[Spambayes] how spambayes handles image-only spams

Bill Yerazunis
Sun Sep 7 21:56:59 EDT 2003

   From: "Tim Peters" <tim.one at comcast.net>

   You two get very different kinds of email mixes, and that's all there is to
   this.  And someone who uses Emacs to read email is by definition too geeky
   to be representative of anyone in the real world <wink>.

No, I use Emacs to read the mail so that I can see what the spammers
are up to.  For normal use (i.e. when I'm flirting with someone), I
use Yahoo Mail.  :)

   > E pur si moivre, dude.  E pur si moivre.
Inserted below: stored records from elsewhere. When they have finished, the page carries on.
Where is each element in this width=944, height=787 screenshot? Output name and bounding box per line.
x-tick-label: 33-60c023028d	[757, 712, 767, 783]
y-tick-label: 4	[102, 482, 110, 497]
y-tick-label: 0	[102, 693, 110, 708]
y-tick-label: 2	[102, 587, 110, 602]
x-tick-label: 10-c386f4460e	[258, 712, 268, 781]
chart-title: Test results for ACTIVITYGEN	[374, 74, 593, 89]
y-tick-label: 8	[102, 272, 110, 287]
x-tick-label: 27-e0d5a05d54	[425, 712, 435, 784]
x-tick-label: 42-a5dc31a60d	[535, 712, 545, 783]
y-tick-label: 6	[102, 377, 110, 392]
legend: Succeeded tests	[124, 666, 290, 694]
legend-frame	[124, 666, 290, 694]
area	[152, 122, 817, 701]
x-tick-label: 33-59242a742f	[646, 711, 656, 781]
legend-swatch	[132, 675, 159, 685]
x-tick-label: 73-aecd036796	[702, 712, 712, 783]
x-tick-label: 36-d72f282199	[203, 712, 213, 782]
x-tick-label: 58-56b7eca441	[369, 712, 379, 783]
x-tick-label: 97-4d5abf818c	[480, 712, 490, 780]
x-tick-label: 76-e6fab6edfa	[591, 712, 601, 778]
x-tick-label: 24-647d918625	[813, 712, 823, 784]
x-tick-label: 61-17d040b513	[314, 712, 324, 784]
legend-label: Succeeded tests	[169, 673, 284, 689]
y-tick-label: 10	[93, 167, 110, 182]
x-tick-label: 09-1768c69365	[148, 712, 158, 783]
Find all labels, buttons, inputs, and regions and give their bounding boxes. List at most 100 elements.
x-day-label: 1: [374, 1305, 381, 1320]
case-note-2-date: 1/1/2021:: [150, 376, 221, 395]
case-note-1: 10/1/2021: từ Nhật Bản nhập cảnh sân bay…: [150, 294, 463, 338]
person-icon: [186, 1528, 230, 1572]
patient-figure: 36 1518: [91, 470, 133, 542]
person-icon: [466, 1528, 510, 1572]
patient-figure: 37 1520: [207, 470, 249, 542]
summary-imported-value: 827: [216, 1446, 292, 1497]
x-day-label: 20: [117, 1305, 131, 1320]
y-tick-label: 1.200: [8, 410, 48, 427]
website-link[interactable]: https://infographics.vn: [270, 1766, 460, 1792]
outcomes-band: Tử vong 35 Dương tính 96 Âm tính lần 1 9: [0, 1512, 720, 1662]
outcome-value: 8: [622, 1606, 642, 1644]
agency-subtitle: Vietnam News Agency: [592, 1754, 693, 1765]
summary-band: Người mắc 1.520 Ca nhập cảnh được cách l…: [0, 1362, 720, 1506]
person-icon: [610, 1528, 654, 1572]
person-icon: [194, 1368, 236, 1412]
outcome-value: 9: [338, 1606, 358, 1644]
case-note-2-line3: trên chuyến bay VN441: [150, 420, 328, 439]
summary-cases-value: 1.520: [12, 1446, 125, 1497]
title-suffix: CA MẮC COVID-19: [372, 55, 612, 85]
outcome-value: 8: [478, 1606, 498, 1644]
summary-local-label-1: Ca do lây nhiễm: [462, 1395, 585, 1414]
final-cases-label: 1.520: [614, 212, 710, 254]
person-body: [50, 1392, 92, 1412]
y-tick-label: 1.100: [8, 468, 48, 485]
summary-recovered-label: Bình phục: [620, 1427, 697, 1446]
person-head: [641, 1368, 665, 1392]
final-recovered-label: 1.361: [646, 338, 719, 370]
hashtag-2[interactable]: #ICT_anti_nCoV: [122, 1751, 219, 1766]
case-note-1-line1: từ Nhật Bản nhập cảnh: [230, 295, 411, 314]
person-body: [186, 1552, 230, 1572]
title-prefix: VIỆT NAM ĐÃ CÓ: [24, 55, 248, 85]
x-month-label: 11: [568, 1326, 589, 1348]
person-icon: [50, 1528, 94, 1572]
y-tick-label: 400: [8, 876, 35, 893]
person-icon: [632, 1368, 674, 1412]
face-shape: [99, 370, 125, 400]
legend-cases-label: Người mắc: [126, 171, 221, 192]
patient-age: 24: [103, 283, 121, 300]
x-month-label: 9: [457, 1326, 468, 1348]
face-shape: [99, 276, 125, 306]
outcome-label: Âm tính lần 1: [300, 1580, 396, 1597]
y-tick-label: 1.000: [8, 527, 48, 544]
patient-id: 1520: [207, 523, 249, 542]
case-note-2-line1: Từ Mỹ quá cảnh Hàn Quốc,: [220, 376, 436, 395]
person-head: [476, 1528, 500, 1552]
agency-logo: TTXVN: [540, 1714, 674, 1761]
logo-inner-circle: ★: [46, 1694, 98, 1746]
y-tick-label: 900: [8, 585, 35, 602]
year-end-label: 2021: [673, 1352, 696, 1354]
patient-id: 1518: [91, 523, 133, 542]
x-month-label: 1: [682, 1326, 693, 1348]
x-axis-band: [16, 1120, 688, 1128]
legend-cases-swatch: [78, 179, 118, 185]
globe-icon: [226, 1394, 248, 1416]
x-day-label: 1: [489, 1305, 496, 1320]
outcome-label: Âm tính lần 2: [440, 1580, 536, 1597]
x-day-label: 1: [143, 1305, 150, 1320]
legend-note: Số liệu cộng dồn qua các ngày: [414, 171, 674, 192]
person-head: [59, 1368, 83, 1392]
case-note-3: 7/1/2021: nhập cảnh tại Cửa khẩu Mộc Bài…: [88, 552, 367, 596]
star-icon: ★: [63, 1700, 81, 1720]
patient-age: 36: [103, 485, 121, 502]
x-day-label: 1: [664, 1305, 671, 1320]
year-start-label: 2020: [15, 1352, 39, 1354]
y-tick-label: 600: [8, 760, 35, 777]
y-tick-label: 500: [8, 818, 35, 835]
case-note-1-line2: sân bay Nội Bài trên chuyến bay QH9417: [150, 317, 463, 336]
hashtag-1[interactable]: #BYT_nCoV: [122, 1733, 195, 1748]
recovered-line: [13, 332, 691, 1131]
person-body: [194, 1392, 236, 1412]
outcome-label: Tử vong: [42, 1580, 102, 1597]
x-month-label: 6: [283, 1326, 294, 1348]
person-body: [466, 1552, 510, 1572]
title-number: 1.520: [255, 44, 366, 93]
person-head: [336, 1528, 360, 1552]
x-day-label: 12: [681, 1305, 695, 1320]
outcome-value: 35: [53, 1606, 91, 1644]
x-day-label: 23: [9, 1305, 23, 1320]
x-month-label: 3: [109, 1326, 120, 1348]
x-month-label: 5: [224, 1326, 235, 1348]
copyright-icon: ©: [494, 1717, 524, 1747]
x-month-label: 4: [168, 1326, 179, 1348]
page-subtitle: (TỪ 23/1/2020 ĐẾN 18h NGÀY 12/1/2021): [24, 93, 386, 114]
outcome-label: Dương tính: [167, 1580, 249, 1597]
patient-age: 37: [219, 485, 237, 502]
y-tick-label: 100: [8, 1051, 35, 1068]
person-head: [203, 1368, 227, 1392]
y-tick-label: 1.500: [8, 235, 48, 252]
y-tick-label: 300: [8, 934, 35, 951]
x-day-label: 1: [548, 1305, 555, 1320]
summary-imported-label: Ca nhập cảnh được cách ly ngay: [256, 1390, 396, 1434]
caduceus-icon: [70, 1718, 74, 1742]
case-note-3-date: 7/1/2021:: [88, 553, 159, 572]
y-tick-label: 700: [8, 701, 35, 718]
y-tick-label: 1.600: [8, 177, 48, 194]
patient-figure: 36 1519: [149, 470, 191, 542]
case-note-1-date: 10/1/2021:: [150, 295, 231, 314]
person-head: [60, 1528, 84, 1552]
   There more kinds of email users in heaven and earth than are dreamt of in
   your classifier, Bill.

That's one thing I _like_ about this list.  At least y'all are moderately
literate.  :-)

   I don't get an email mix anything like my sisters get either,
   except for the spam.  I know they got a lot more HTML ham than I
   get, and sounds like Ryan gets even more than they do.  So it goes
   -- people are different.

So noted.  :-)

Well, on the grounds that the SpamAssassin corpus is a little less
biased, I re-ran the tests against the .css files that the SA test
corpus generates (using the TOE learning strategy).  Accuracy on this
corpus is just over 98% for crm114, and barely 70% for me-the-human.

The results for SA test corpus:

Token	    Spam   Nonspam
<p>	    143	   144
<br>	    380	   289
<td>	    67	   119
<font	    305	   281
<a	    218	   346

So, it seems that "font" is somewhat spammy, and so is "br",
but <a and <td aren't, and <p> is totally equivocal.

Does this help?  :)

     -Bill Yerazunis